Andrew Fearnside’s Blog Series offers unique, poignant and tragi-comedic insights into the work of being a therapist. He is a graduate of Southwestern College.
3,000 Hours: The PO (Probation Officer)
Court-ordered clients [hereafter referred to as patients] bring their PO into therapy with them. As the therapist, I have to handle this complication, somehow or other. This is so because the therapist has to report on the patient’s progress to the PO—mirroring my patient, in a way. My patient can’t get out of it. I can’t get out of it either.
This is bad, because it means we have a serious ghost in the room, on top of any others my patient and I bring along.
On the other hand, this is good. I can pass the buck on the difficult job of being the Cop. I don’t directly bust my patients if they don’t comply with treatment, say by no-showing; ultimately, the PO does. So the PO is my friend, clinically, in that she has her finger on the trigger of some powerful disincentives: jail, more official scrutiny in the form of probation meetings and UA’s (urinary analyses), more hoops to jump through. At least she sort of does. She too can pass the buck–to the Judge.
Who is this PO? Meaning, who is this PO to the therapist, to the patient, and to the PO herself? What does it mean to have this PO in the room? What does it feel like to the therapist? To the patient? To the PO?
Let’s look at some configurations of these participants in treatment.
Therapist : PO
I drag my feet on PO paperwork. I avoid it. And then I work to reel in the projections that drive that avoidance, see them, speak them in my own analysis, and digest them once again. Within the realm of my complexes, I hold the PO in the same constellation as the Insurer and the Lawyer until I notice that I’m doing so. Thankfully, reality comes to my aid: while my direct experience of folks in the PO role has been limited, I have to admit that almost universally, PO’s have tended to care about their clients, to work diligently at navigating the ethics of the situations they intervene in, and to have a functional and pragmatic political view of the system they work within. They’re not nearly as hostile as I imagine them to be, or as my patients often paint them.

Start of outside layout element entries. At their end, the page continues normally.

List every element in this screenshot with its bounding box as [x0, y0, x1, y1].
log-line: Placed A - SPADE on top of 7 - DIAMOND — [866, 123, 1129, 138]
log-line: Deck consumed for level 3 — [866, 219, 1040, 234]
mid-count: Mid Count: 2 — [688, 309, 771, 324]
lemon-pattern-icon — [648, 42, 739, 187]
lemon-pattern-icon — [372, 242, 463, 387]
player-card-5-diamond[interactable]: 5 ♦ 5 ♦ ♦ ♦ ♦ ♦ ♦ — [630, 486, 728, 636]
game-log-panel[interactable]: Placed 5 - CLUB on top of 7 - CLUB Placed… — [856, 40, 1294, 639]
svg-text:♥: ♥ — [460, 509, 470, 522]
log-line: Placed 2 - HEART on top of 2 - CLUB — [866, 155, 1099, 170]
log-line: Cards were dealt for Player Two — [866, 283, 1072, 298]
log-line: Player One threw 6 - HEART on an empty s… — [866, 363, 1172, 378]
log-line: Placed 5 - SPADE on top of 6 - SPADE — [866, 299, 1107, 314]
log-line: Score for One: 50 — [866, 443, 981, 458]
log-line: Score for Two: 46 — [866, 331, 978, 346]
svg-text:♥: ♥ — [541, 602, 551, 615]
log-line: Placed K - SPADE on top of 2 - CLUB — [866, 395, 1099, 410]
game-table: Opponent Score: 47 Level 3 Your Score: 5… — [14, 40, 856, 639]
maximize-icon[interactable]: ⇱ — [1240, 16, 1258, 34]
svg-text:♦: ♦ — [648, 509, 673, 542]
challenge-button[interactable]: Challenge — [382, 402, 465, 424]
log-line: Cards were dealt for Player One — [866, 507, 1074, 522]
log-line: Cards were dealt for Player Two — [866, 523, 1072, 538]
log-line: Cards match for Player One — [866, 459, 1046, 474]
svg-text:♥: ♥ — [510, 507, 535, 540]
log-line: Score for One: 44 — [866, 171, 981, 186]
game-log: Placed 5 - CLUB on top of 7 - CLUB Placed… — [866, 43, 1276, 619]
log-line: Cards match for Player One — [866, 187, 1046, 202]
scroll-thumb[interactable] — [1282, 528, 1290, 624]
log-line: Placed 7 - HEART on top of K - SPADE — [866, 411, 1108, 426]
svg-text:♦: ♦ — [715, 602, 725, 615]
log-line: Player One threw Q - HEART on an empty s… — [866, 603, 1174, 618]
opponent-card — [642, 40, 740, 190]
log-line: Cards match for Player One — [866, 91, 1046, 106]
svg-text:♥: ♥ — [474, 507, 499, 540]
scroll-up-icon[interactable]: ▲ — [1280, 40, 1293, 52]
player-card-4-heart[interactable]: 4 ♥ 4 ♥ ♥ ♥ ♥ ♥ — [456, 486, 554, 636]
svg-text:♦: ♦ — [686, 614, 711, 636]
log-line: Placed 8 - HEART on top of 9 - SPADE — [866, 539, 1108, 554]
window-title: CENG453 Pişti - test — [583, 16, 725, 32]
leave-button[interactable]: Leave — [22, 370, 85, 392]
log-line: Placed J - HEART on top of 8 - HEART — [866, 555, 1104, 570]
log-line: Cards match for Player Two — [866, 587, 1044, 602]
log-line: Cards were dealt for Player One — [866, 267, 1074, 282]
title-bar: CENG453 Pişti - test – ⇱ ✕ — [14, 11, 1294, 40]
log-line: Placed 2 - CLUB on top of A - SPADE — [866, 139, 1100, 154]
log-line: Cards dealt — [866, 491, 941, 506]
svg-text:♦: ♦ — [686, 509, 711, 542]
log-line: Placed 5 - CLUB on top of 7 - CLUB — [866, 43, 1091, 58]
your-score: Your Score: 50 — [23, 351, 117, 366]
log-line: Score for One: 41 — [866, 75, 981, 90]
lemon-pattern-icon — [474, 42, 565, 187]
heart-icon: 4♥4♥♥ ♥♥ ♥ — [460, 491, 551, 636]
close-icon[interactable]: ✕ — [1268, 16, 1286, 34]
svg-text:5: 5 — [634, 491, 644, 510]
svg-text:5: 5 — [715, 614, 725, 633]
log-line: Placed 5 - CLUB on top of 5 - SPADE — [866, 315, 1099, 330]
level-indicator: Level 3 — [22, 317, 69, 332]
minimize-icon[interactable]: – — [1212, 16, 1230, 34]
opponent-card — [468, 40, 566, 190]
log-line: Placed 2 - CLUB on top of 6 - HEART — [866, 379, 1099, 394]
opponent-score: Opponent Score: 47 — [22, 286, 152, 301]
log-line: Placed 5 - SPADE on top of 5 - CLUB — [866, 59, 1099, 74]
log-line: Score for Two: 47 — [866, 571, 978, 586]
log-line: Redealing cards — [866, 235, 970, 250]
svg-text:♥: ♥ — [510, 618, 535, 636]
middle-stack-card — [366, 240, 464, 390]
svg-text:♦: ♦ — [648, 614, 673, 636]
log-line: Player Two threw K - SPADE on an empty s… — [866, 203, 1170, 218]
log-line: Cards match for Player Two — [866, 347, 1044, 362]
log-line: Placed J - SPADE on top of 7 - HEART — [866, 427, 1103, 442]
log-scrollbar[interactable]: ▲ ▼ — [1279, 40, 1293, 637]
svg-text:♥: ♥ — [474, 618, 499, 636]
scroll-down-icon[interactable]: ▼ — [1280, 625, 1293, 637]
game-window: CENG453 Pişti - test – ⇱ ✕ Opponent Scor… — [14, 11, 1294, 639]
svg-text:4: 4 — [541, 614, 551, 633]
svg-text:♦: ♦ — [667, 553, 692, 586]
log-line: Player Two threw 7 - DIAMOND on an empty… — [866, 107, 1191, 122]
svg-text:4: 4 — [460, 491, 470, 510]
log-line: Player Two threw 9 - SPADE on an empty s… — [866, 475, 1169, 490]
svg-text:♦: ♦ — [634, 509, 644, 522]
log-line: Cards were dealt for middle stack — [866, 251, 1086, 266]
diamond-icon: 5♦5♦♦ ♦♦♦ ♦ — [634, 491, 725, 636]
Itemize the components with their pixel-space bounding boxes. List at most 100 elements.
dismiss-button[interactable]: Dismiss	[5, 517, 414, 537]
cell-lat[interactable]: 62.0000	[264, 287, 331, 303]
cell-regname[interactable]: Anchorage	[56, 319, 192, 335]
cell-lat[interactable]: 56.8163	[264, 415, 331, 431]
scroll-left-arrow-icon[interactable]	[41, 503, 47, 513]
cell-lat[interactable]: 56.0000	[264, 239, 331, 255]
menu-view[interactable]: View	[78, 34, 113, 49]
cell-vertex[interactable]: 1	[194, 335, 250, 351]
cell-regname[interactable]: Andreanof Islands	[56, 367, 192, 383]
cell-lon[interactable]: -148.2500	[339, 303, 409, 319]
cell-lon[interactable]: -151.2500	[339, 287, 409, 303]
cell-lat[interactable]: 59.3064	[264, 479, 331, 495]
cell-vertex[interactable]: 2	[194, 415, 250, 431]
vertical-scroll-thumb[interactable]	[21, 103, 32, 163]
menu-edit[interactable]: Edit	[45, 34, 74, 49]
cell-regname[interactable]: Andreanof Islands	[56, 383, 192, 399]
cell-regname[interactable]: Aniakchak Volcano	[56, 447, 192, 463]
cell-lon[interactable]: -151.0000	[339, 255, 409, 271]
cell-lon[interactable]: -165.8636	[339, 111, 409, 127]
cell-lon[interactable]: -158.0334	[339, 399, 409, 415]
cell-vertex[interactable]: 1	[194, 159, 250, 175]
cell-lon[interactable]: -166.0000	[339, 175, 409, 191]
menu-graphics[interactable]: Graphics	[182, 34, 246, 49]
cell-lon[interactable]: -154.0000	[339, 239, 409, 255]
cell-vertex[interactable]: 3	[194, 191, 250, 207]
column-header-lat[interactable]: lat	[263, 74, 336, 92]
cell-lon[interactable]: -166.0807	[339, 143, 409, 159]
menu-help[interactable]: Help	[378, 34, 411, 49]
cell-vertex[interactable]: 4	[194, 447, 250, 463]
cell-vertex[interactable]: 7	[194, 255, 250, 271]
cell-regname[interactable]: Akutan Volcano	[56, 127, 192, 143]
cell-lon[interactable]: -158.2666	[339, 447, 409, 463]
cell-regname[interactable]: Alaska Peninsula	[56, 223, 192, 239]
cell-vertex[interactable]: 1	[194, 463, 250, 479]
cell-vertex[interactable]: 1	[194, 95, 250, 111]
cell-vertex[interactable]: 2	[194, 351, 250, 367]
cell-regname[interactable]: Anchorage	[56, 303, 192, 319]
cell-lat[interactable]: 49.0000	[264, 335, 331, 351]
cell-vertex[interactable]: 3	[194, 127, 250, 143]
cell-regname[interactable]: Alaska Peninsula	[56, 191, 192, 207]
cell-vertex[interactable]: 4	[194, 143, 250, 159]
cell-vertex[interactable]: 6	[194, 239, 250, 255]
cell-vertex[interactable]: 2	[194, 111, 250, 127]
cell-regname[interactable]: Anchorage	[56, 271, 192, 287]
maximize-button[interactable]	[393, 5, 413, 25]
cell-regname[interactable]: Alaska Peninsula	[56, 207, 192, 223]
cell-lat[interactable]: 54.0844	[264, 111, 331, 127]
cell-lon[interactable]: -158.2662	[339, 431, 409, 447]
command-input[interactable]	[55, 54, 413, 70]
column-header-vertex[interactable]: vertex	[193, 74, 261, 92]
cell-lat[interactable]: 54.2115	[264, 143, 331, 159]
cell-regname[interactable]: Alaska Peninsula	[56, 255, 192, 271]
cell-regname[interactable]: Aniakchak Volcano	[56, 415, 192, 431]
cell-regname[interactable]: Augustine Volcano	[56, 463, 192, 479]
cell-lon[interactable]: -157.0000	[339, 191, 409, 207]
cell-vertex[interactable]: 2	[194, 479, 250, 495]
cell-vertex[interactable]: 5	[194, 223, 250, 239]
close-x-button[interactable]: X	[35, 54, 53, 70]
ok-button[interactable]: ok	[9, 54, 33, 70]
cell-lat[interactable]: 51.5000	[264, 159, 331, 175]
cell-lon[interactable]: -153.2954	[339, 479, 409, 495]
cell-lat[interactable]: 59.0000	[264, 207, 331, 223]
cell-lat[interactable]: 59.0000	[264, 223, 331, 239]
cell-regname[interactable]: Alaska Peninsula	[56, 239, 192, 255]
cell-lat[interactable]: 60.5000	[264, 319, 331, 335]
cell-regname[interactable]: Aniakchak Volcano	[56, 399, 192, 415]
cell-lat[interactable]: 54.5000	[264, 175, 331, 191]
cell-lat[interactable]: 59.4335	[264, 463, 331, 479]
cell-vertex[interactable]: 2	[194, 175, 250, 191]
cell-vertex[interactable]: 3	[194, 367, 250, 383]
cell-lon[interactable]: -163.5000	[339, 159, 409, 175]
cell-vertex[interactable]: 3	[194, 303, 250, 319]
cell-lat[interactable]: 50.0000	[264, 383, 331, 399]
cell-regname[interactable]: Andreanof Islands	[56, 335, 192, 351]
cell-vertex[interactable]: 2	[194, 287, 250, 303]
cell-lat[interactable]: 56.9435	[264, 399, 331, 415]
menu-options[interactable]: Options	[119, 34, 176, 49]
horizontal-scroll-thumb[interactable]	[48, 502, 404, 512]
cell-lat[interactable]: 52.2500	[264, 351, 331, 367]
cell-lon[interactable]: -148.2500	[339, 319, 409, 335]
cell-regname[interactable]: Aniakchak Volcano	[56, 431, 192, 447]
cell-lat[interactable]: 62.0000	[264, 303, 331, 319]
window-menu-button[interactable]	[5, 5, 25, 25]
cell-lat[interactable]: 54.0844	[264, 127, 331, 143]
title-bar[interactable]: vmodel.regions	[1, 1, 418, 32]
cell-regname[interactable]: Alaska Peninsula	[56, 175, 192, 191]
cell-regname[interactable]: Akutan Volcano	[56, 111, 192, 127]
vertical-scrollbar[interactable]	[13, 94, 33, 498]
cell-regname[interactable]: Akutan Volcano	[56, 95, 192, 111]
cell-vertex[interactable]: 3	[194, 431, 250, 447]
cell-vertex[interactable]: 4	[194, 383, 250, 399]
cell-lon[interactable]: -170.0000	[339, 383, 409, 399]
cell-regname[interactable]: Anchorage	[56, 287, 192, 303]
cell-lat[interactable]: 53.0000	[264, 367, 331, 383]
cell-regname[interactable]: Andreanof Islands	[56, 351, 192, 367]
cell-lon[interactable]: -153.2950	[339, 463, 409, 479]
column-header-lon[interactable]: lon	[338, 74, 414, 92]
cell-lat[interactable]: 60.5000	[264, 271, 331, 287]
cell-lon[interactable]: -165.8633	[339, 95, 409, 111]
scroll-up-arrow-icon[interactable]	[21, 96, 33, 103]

That being said, PO’s are a problem in developing treatment, because PO’s are a guaranteed leak in the therapeutic container. This leak complicates every aspect of treatment, from assessment and diagnosis to treatment planning, treatment itself, all the way through to discharge, drawing attention away from the work at hand. I am starting to believe that with the PO in the room, the seeds of early treatment struggle to find purchase, stymied by competitors for the psychological nutrients available to the work. And without those seeds, something like a transformational analysis cannot happen. And isn’t transformation the point?
PO : Patient
It seems that many PO’s start out by getting tough on the patient. The assumption is often that the patient is lying, that the patient is trying to weasel out of their just desserts. The PO uses the tools she has, such as mandating counseling, to give the person serving their sentence many things to do. Many data points that the PO, and the patient, can point to when wanting to demonstrate progress, or failure, to the eventual Judge. For the patient who isn’t interested in something as abstract as “personal growth,” these data points often amount to hoops to jump through. If my patient can tough it out, jump through the hoops prescribed and not give the PO any sass, then the PO will relent, generally within 3-4 months, and dial it back a bit. Less UA’s, less PO visits downtown, even less total time on probation are all possible, if the patient can see the situation for what it is, and avoid getting riled or terrified.
Patient : Therapist
Can we see the situation for what it is, I and my patient? That’s a tall order, really. The attempt to do so is transformative in itself.
Patients with PO’s know that the Therapist reports to the PO. So they speak not only to the developing therapeutic relationship, but to the PO as well. It can feel odd, facing a person who has polished everything in their life to a high luster in an effort to reduce the duration of their treatment/sentence.
Patients can do good work, in this setup. They can use the restrictions placed on them to break away from fellow addicts, if they want to. They can pass through some grief. They can get a job, or leave the one they hate; they can take steps towards a healthier relationship with the substances that got them busted, whether that is harm reduction, or sobriety, or something in between.
PO : PO—a speculation
“The System.” That’s how we think of the PO. I wonder: does the PO think that of themselves? Whether she does or not, it’s a heavy burden, that image of “the System.” She has to hold it somehow, just as I do, and as our patient does as well. Perhaps we can be grateful to the PO for handling it, for keeping it at bay a bit. Although I believe that the system can serve our patients, I have seen it attempt to crush them as well. And it can feel like it’s crushing me too, at times. I wonder; does it crush the PO too?
What an amazing opportunity, this work.
**UA: Urinalysis. Generally ordered randomly, with frequency tuned to the PO’s sense of the offender’s likelihood of acting out. Often given weekly, rarely daily, at the outset of probation, then monthly or even biannually if the offender has been complying with PO mandates. Generally administered at the Probation Office by security personnel.